Current market control

Last month, a Chennai-based service organisation wrote to Modi on how India remains a raw material supplier to Bangladesh due to the lack of a domestic textile standard for organic cotton. 

Currently, private organic textile standards such as Global Organic Textile Standards (GOTS) and Textile Exchange control the global market, reducing India to a mere raw material supplier in the organic textile segment, the organisation said. 

On November 18, 2014, the Directorate-General of Foreign Trade (DGFT)  issued an order on “Procedure for Export of Certified Organic Products”. The export of organic textiles was brought under Indian Standard for Organic Textiles through the notice. 

Seeking deferment

However, the organic textile industry urged the Centre to defer the implementation of the Indian standard to adjust to the new regime.  On December 18, 2014, the order was stayed by the DGFT until further orders. 

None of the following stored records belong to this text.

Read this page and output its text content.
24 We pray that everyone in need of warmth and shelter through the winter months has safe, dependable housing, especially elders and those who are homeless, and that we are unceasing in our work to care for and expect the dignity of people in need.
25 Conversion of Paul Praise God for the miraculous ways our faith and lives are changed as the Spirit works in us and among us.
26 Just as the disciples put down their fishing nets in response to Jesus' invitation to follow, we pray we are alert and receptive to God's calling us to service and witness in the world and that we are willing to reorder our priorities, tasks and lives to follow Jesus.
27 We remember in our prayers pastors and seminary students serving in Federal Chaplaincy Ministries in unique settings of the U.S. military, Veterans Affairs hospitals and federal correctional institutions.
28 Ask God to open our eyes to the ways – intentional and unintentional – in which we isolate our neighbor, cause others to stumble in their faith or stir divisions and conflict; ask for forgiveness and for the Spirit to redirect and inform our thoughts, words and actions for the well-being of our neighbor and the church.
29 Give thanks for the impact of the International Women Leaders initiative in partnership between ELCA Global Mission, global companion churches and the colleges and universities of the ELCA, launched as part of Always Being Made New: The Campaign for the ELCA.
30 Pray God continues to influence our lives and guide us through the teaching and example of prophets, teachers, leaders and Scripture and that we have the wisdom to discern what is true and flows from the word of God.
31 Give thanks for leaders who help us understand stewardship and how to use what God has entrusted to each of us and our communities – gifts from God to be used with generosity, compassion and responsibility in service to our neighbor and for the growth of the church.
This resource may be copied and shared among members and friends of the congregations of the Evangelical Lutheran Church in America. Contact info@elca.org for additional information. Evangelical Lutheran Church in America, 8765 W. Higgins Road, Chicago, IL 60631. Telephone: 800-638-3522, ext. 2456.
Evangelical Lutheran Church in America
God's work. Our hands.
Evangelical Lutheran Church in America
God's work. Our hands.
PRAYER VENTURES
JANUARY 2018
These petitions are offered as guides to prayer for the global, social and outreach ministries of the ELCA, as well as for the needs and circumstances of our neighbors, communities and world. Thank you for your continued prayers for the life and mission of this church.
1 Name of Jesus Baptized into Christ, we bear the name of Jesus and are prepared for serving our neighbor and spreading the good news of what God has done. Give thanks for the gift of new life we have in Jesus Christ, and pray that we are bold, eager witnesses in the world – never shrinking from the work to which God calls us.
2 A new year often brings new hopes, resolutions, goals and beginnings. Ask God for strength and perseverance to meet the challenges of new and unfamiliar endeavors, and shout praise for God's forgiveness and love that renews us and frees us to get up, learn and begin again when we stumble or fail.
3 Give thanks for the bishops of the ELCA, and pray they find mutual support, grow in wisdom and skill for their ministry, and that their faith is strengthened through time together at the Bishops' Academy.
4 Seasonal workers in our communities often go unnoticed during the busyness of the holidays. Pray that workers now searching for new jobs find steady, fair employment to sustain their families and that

On May 5, 2015, the DGFT issued another order saying that the procedure for export of all certified organic products, included in the National Programme for Organic Production (NPOP), will come into effect, except for textiles from June 1, 2015. 

Currently, manufacturers and exporters of organic textiles are getting certified under GOTS to promote India’s organic textiles. But, Germany-based GOTS is not a government label but a “private standard” and “private label”.

As there is no link between NPOP and GOTS, the quantity of organic cotton produced under NPOP and taken as input by certification bodies or trade is a grey area and matter of concern, the Chennai-based organisation contended. 

‘Do reconciling audit’

Trade and certification bodies are allegedly rotating the same stock of organic cotton to generate a large volume of organic textiles. The real situation will be known only if a “reconciling audit of organic textile goods produced under GOTS and organic cotton” is done. 

The request to defer the 2014 order to implement the Indian Standard of Organic Textiles was because it was “far superior” to GOTS. The textile industry sought one year for implementing the standard. Seven years have since passed since then for manufacturers and exporters to have “voluntarily complied” with the Indian standard. 

The organisation pointed out that in the value chain of organic textiles, the government’s monitoring ends with organic cotton. This leaves its derivatives such as yarn, fabrics, made-ups and garments unregulated. 

As a result, the country is dependent on private standards to promote organic textiles in domestic and international markets. 

Trade sources said the Agriculture Ministry’s initiative on setting up a panel is primarily to promote indigenous varieties of cotton and organic cotton and their derivatives.